The request retrieves data from node_guid 0x5255456, specifically in port number 2, with the request counter set to hist0.

Example 2:

Copy
Copied!
            

gnmic -a localhost:9339 --insecure get --path nvidia/ib/guid[guid=*]/port[port_number=*]/amber/port_counters/hist0

The request retrieves the data from all the ports and the node_guids, with the request counter set to hist0.

Example3:

Copy
Copied!
            

gnmic -a localhost:9339 --insecure get --path nvidia/ib/guid[guid=0x5255456]/port[port_number=2]/amber/*

The request retrieves the data from node_guid 0x5255456, port 2, with the request counters set to "all".

Example for multi path:

Copy
Copied!
            

gnmic -a localhost:9339 --insecure get nvidia/ib/guid[guid=*]/port[port_number=*]/amber/CableInfo.transmitter_technology --path nvidia/ib/guid[guid=*]/port[port_number=*]/amber/sel_gctrln_en_5_lane0 --path nvidia/ib/guid[guid=*]/port[port_number=*]/amber/num_plls_7nm --path nvidia/ib/guid[guid=*]/port[port_number=*]/amber/rcal_fsm_done --path nvidia/ib/guid[guid=*]/port[port_number=*]/amber/LinkErrorRecoveryCounterExtended --path nvidia/ib/guid[guid=*]/port[port_number=*]/amber/sel_enc2_ib0_lane2 --path nvidia/ib/guid[guid=*]/port[port_number=*]/amber/lockdet_err_cnt_unlocked_sticky

Response Example:

Copy
Copied!
            

[{     "source": "localhost:9339",     "timestamp": 1719232374915165166,     "time": "2024-06-24T15:32:54.915165166+03:00",     "updates": [{         "Path": "nvidia/ib/amber/reply",         "values": {           "nvidia/ib/amber/reply": {             "Headers": ["timestamp","Node_GUID","Port_Number","CableInfo.transmitter_technology","sel_gctrln_en_5_lane0","num_plls_7nm","rcal_fsm_done","LinkErrorRecoveryCounterExtended","sel_enc2_ib0_lane2","lockdet_err_cnt_unlocked_sticky"],             "Values": [               "1719232345757948,0x91f87bf42deb3e03,1,5091,7826,6290,8615,4247,8586,6214",               "1719232345757948,0x7b8c2e08907250ce,1,2891,3293,5774,4398,3681,3548,7408",               "1719232345757948,0x48b60e6f3670eaca,1,9477,3847,1184,5527,4783,2102,8192",               "1719232345757948,0xabccdad7f8a3eda6,1,7976,6143,8257,3770,6166,6690,2835",               "1719232345757948,0x6d9ec4bb5fa45736,1,9051,2982,7145,3604,9256,1061,2638",               "1719232345757948,0x028cf9e0f9ed7c32,1,5623,7483,2263,2265,6890,4875,5564",               "1719232345757948,0x92a984c1a491b72a,1,6732,7795,6411,8569,3370,705,5536",               "1719232345757948,0x8b4b404acd2f34da,1,7610,7128,10064,1880,4834,3411,6724",               "1719232345757948,0x20f92ed58991d56c,1,6805,1632,5407,2038,1865,7279,8350",               "1719232345757948,0x1dac004a426bb5f5,1,8351,5757,7925,6181,3260,3081,1554"             ]           }}}]}]

Subscribe Stream Request

The Subscribe request, similar to the get request, provides data from the specified path.

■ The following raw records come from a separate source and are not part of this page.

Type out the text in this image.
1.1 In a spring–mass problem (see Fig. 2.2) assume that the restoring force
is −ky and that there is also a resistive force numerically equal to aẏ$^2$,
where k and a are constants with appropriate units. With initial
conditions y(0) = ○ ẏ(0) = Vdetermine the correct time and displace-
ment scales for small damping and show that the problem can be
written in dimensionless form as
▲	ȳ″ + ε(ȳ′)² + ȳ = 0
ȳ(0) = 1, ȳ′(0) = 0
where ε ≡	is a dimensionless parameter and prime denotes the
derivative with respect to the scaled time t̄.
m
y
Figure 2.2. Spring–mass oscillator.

When the telemetry is empty, the server responds with an empty result. If data is available, the server responds with the located counters. The stream delivers information at the specified interval. If no interval is specified, the server transmits the information at the minimum server rate, which is configurable and defaults to every 10 seconds.

Example:

Copy
Copied!
            

gnmic -a localhost:9339 --insecure sub --path nvidia/ib/guid[guid=0x5255456]/port[port_number=2]/amber/port_counters/hist0 -i 30s

This request retrieves data from the node_guid 0x5255456, port 2, where the request counter is hist0, and the interval is configured for 30 seconds. If the user wishes to test the stream, the stream mode can be configured to "once," and following a single response, the stream will be stopped.

Example:

Copy
Copied!
            

gnmic -a localhost:9339 --insecure sub --path nvidia/ib/guid[guid=0x5255456]/port[port_number=2]/amber/port_counters/hist0 -i 30s --mode once

This request retrieves the data from node_guid 0x5255456, port 2, where the request counter is hist0. The stream shuts down after one response, similar to a Get request.

Example:

Copy
Copied!
            

gnmic -a localhost:9339 --insecure sub --path nvidia/ib/guid[guid=*]/port[port_number=*]/amber/* -i 10s

The server responds for the first two notifications, as follows:

Copy
Copied!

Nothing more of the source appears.